PKSMMN vs Executive Secretary GR No. 147811
Coco Levy Fund
CASE DIGEST: PAMBANSANG KOALISYON NG MGA SAMAHANG
MAGSASAKA AT MANGGAGAWA SA NIYUGAN (PKSMMN), etc. v. EXECUTIVE SECRETARY, etc.
CONSOLIDATED WITH G.R. No. 147811.
FACTS: These are consolidated petitions to declare unconstitutional certain
presidential decrees and executive orders of the martial law era and under the
incumbency of Pres. Estrada relating to the raising and use of coco-levy funds,
particularly: Section 2 of P.D. 755, (b)Article III, Section 5 of P.D.s 961 and
1468, (c) E.O. 312, and (d) E.O. 313.
On June 19, 1971 Congress enacted R.A. 6260 that established a Coconut
Investment Fund (CI Fund) for the development of the coconut industry through
capital financing. Coconut farmers were to capitalize and administer the Fund
through the Coconut Investment Company (CIC) whose objective was, among others,
to advance the coconut farmers interests. For this purpose, the law imposed a
levy ofP0.55on the coconut farmers first domestic sale of every 100 kilograms
of copra, or its equivalent, for which levy he was to get a receipt convertible
into CIC shares of stock.
In 1975 President Marcos enacted P.D. 755 which approved the acquisition of a
commercial bank for the benefit of the coconut farmers to enable such bank to
promptly and efficiently realize the industry's credit policy. Thus, the PCA
bought 72.2% of the shares of stock of First United Bank, headed by Pedro
Cojuangco. Due to changes in its corporate identity and purpose, the banks
articles of incorporation were amended in July 1975, resulting in a change in
the banks name from First United Bank United Coconut Planters Bank (UCPB).
In November 2000 then President Joseph Estrada issued Executive Order (E.O.)
312, establishing a Sagip Niyugan Program which sought to provide immediate
income supplement to coconut farmers and encourage the creation of a
sustainable local market demand for coconut oil and other coconut products. The
Executive Order sought to establish aP1-billion fund by disposing of assets
acquired using coco-levy funds or assets of entities supported by those funds. A
committee was created to manage the fund under this program. A majority vote of
its members could engage the services of a reputable auditing firm to conduct
periodic audits.
At about the same time, President Estrada issued E.O. 313, which created an
irrevocable trust fund known as the Coconut Trust Fund (the Trust Fund).This
aimed to provide financial assistance to coconut farmers, to the coconut
industry, and to other agri-related programs. The shares of stock of SMC were
to serve as the Trust Funds initial capital.
These shares were acquired with CII Funds and constituted approximately
27% of the outstanding capital stock of SMC.E.O. 313 designated UCPB, through
its Trust Department, as the Trust Funds trustee bank. The Trust Fund Committee
would administer, manage, and supervise the operations of the Trust Fund. The
Committee would designate an external auditor to do an annual audit or as often
as needed but it may also request the Commission on Audit (COA) to intervene.

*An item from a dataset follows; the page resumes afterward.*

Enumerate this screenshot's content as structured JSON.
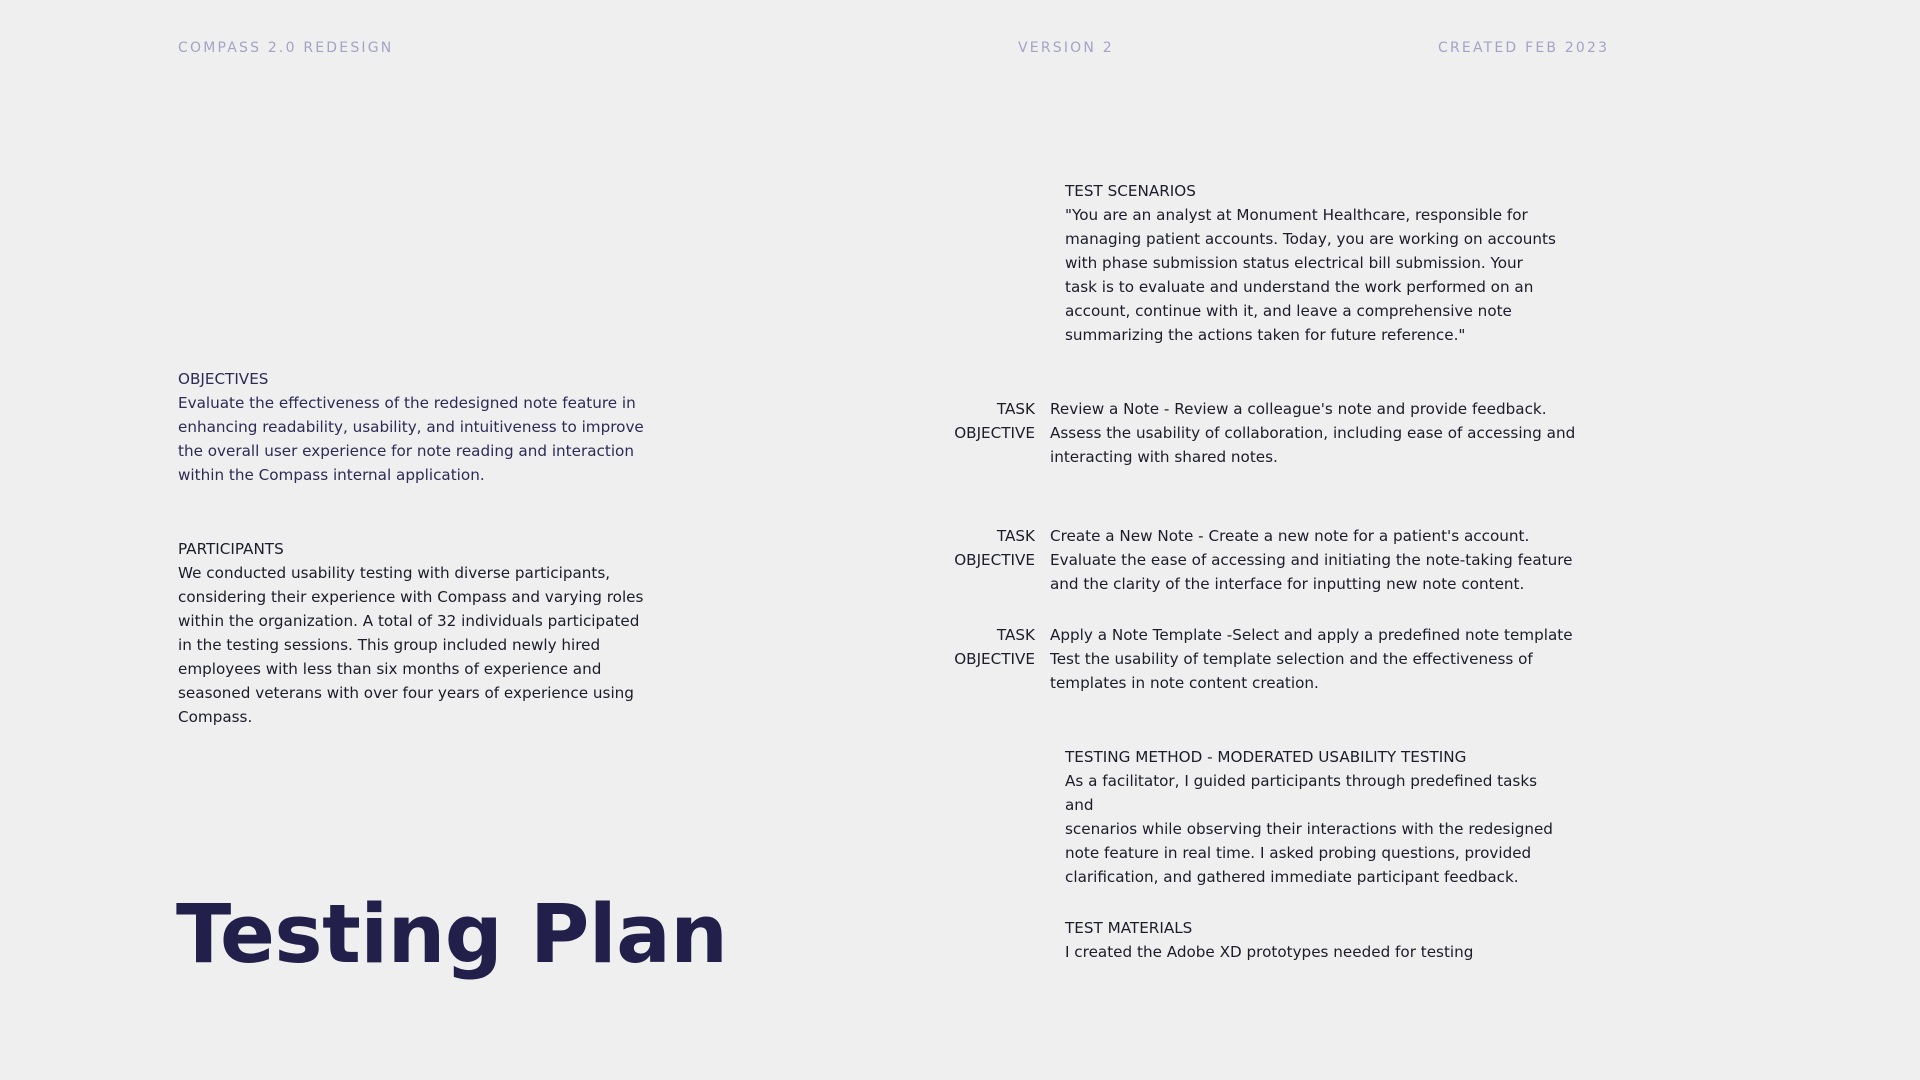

To implement its mandate, E.O. 313 directed the Presidential Commission on Good
Government, the Office of the Solicitor General, and other government agencies
to exclude the 27% CIIF SMC shares from Civil Case 0033, entitled Republic of
the Philippines v. Eduardo Cojuangco, Jr., et al., which was then pending
before the Sandiganbayan and to lift the sequestration over those shares.
On January 26, 2001, however, former President Gloria Macapagal-Arroyo ordered
the suspension of E.O.s 312 and 313. This notwithstanding, on March 1, 2001
petitioner organizations and individuals brought the present action in G.R.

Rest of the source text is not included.